My conversations took on a more serious tone when I asked these creators who they hoped to reach when making these videos. All acknowledged that they are concerned that they’re no longer convincing skeptics and only confirming the prior assumptions of the majority of Americans who already believe in the threat of the virus and the efficacy of vaccines. But that might not be as big of a problem as it was earlier in the pandemic. Though vaccine skeptics remain frustrating holdouts against inoculations, they are a shrinking, if vocal, minority. Direct rebuttals and fact-checks of coronavirus lies made more sense during the heart of the crisis, and that work has translated into larger follower counts and engaged viewers, but these creators also see their work paying dividends through its ability to convince their audience to be aggressive with truth in the long run.
“My followers are like-minded; they wouldn’t follow me unless they already thought like me,” Christina Kim, a nurse practitioner at Massachusetts General Hospital with 350,000 followers, told me. “I might just be speaking into an echo chamber, but a big part of what I do is arm them with the ammunition they need to go out and talk to people in their own communities.”
Many of the communicators I spoke with told me that they were focused on reminding viewers how to recognize traits of misinformation, or pointing out propaganda, or teaching them to scrutinize studies and data sets.
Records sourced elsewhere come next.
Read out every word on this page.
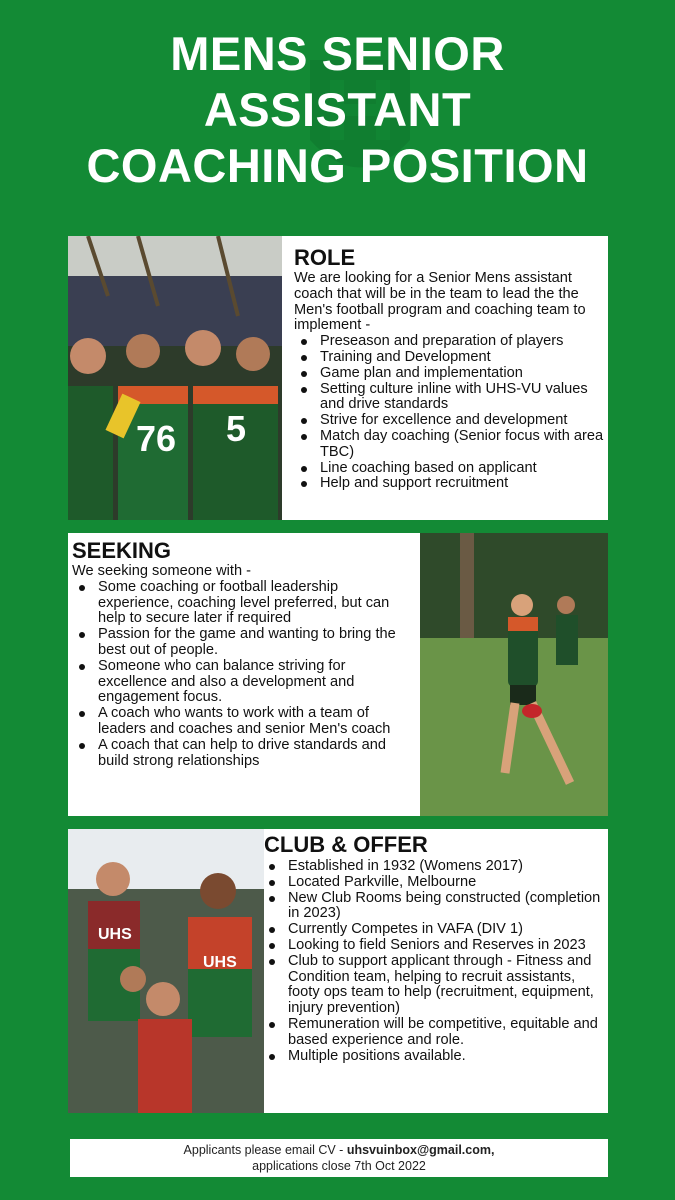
MENS SENIOR
ASSISTANT
COACHING POSITION
76 5
ROLE
We are looking for a Senior Mens assistant coach that will be in the team to lead the the Men's football program and coaching team to implement -
Preseason and preparation of players
Training and Development
Game plan and implementation
Setting culture inline with UHS-VU values and drive standards
Strive for excellence and development
Match day coaching (Senior focus with area TBC)
Line coaching based on applicant
Help and support recruitment
SEEKING
We seeking someone with -
Some coaching or football leadership experience, coaching level preferred, but can help to secure later if required
Passion for the game and wanting to bring the best out of people.
Someone who can balance striving for excellence and also a development and engagement focus.
A coach who wants to work with a team of leaders and coaches and senior Men's coach
A coach that can help to drive standards and build strong relationships
UHS
UHS
CLUB & OFFER
Established in 1932 (Womens 2017)
Located Parkville, Melbourne
New Club Rooms being constructed (completion in 2023)
Currently Competes in VAFA (DIV 1)
Looking to field Seniors and Reserves in 2023
Club to support applicant through - Fitness and Condition team, helping to recruit assistants, footy ops team to help (recruitment, equipment, injury prevention)
Remuneration will be competitive, equitable and based experience and role.
Multiple positions available.
Applicants please email CV - uhsvuinbox@gmail.com,
applications close 7th Oct 2022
By doing this, they hope they can pass on news- and information-consumption tactics that can apply to other topics, scientific or not, and skills that will stick with their audience long after the pandemic subsides. But two years in, it’s a bit depressing that hundreds of thousands of people are relying on a lip-synching-and-dancing app to do the work that the federal government should have been doing from the start.